The statement in the fourth paragraph, “Combining characters are not an essential part of the coding of the Latin script,” is just wrong. They are an essential part of the coding. They are present in 10646 exactly to deal with all the extensions and diacritic usages in the Latin script that cannot be handled by enumerating a closed repertoire of precomposed Latin characters. This paragraph and the following discussion are trying to argue a position about what characters SC2/WG2 should encode—a position that is neither a consensus position within WG2 nor really in the scope of this Annex’s presentation of 10646. The argumentation should be removed.

In the 7^th paragraph, the statement, “10646-1 defines three distinct levels of implementation in which either none (level 1), or some (level 2), or all (level 3) of the combining characters of the UCS are permitted to be encoded,” is wrong. The combining characters of the UCS are encoded. What the levels represent are constraints on the use of certain sets of combining characters in data that purports to be conformant at that level.

In the last paragraph, the statement, “It is the general intention of the UCS that for most purposes it will not be necessary to use a level 3 implementation but that the choice between levels 1 and 2 will depend on the character collections to be used,” is also wrong. The UCS does not have intentions. It was the intent of certain of the drafters of the text of 10646 that the mechanism of levels would make it easier to specify implementation levels that did not require the use of combining marks, since they considered combining marks complicated and a barrier to implementation. However, if one looks at actual claims of conformance to 10646, the overwhelmingly significant fact is that the Unicode Standard claims conformance to 10646 with implementation level 3, and nearly all implementations claim conformance to the Unicode Standard. This has not been a barrier to implementations, in practice.
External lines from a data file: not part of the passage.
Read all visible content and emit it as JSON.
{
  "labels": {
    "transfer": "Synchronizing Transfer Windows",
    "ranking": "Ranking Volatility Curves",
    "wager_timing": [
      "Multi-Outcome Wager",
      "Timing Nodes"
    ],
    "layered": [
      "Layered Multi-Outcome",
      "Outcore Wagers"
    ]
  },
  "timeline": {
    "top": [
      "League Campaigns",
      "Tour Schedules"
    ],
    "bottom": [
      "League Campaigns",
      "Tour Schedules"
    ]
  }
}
Section 6.2 Naming guidelines of the UCS

The entire section regarding naming problems (LATIN CAPITAL LETTER AE, MUSIC NOTE versus EIGHTH NOTE, LATIN SMALL LETTER G WITH CEDILLA, etc.) is an argumentative rehashing of what ought to be dead issues of no great import. Continuing these arguments serves little purpose. But if the arguments have to be continued, then the claim (regarding the change from LIGATURE AE --> LETTER AE) that “the Technical Corrigendum changed the characters allocated to the six code positions affected, it did not rename six characters,” is just utter baloney. No one in the implementing industry treated this as a change in encoded characters. No mappings changed, no properties changed, no implementations changed—only the names changed in a few central databases.

Section 7.2 Collections and subsets

In the 7^th paragraph, the statement that “it is much more concise to list collections rather than individual characters,” should be balanced by the caution that many of the collections listed in Annex A of 10646-1 are not coherent collections for actual implementations. For most implementations of scripts, a more precise control over the list of supported characters is needed in order to provide the end-users with the range of textual behavior they demand.

Section 8.4 UTF-16

In the second paragraph, the claim that “UTF-16 has been designed to avoid this halving of capacity,” is rewriting history somewhat. UTF-16 was designed as a code extension mechanism for 16-bit implementations of 10646. If halving the data transfer rate through a communication link or for storage were the main issue, that could have been addressed easily with compression mechanisms, rather than new encoding forms. The real issue was the cost of changing the width of the character datatype for existing API’s and implementations.